Last modified: 2014-03-03 20:47:40 UTC
By using {{#time: (as in this example) or possibly other parserfunctions, one may circumvent the blacklist. I'm not sure how to get this sort of thing blocked, but this should be worked out. Also in the URL field: http://nl.wikipedia.org/w/index.php?title=Gebruiker:Emil76&diff=prev&oldid=13856552
I guess we're not using tracking bugs for this any longer.
The basic problem here is that we have to determine not whether a URL exists in the page now, but whether under any circumstances of possible input data it _could_. That quickly becomes difficult or impossible if you move from this case to slightly less trivial ones, including already-known-possible cases involving transclusion of multiple pieces edited at different times. The only real solution to that I can think of is to apply the blacklist at rendering time for *views* as well as at *edit* -- matching links could be de-linked or removed and the page marked on a queue for review. This probably wouldn't perform terribly well, but could perhaps be optimized. Don't know if it's worth the effort.
(In reply to comment #2) > The basic problem here is that we have to determine not whether a URL exists in > the page now, but whether under any circumstances of possible input data it > _could_. That quickly becomes difficult or impossible if you move from this > case to slightly less trivial ones, including already-known-possible cases > involving transclusion of multiple pieces edited at different times. Sure, but can't this slightly-less-exotic case be covered will less trouble? > The only real solution to that I can think of is to apply the blacklist at > rendering time for *views* as well as at *edit* -- matching links could be > de-linked or removed and the page marked on a queue for review. > I think filtering on view might be worth doing, perhaps with a notice "This page has spam that we've automatically hidden from your sensitive eyes, please help clean it up. You're looking for the domain spam.org -> [edit]" - especially useful now that saving isn't blocked when the domain already existed in the page (bug 1505). (however a queue seems like overkill)
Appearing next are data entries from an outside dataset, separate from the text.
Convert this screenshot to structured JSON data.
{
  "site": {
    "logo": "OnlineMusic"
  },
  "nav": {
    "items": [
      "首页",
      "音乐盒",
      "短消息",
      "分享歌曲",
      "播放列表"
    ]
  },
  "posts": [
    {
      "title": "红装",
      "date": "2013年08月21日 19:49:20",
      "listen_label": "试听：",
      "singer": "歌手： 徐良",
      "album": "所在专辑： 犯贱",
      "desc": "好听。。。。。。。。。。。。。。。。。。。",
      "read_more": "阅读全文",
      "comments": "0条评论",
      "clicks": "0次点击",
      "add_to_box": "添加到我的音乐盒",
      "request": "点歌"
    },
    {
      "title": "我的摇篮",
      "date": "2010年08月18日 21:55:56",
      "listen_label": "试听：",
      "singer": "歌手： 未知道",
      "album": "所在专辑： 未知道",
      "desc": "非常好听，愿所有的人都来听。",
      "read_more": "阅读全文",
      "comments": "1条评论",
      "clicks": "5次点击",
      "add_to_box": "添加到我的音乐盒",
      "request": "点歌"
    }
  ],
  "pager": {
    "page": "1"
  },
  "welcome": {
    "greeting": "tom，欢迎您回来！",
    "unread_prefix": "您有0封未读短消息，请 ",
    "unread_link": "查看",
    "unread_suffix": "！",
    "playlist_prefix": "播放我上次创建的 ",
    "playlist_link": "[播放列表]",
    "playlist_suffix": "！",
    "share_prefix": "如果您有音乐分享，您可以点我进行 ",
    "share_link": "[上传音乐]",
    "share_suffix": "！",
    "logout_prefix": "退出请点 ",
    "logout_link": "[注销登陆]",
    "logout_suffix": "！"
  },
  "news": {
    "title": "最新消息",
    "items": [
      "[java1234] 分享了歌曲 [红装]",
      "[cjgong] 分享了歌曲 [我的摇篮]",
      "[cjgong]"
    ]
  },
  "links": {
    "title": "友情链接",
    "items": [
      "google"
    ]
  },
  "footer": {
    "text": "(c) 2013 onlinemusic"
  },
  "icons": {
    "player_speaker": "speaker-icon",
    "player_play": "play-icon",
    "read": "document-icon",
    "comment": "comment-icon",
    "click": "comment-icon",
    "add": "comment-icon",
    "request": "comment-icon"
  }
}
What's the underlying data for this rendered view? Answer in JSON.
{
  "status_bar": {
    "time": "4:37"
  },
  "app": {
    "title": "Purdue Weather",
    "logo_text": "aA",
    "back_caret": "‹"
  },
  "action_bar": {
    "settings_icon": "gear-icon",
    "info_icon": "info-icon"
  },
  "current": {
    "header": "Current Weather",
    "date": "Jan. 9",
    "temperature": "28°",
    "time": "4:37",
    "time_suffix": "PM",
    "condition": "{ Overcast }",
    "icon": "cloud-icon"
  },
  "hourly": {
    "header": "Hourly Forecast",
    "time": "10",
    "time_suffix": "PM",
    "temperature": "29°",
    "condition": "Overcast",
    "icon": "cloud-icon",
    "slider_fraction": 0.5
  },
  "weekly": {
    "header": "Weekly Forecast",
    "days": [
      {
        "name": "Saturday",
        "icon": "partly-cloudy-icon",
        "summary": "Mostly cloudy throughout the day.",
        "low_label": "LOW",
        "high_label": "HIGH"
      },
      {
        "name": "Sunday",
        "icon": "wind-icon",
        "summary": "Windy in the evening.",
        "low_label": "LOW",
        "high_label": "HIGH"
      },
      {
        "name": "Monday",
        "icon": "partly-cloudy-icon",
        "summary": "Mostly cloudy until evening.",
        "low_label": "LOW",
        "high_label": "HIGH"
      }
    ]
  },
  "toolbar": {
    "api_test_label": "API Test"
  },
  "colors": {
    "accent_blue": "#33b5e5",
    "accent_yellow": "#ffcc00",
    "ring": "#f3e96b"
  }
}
(In reply to comment #3) > Sure, but can't this slightly-less-exotic case be covered will less trouble? *WITH less trouble
*** Bug 16354 has been marked as a duplicate of this bug. ***
(In reply to comment #5) > *** Bug 16354 has been marked as a duplicate of this bug. *** > thanks
A minimal fix, to stop this from being attractive to vandals, would be to simply silently ignore any blacklisted URLs unexpectedly encountered during a parse. I wouldn't (naively, perhaps) expect this to cause too much load; surely our page caching should be good enough that pages don't get needlessly reparsed very often?
*** Bug 16610 has been marked as a duplicate of this bug. ***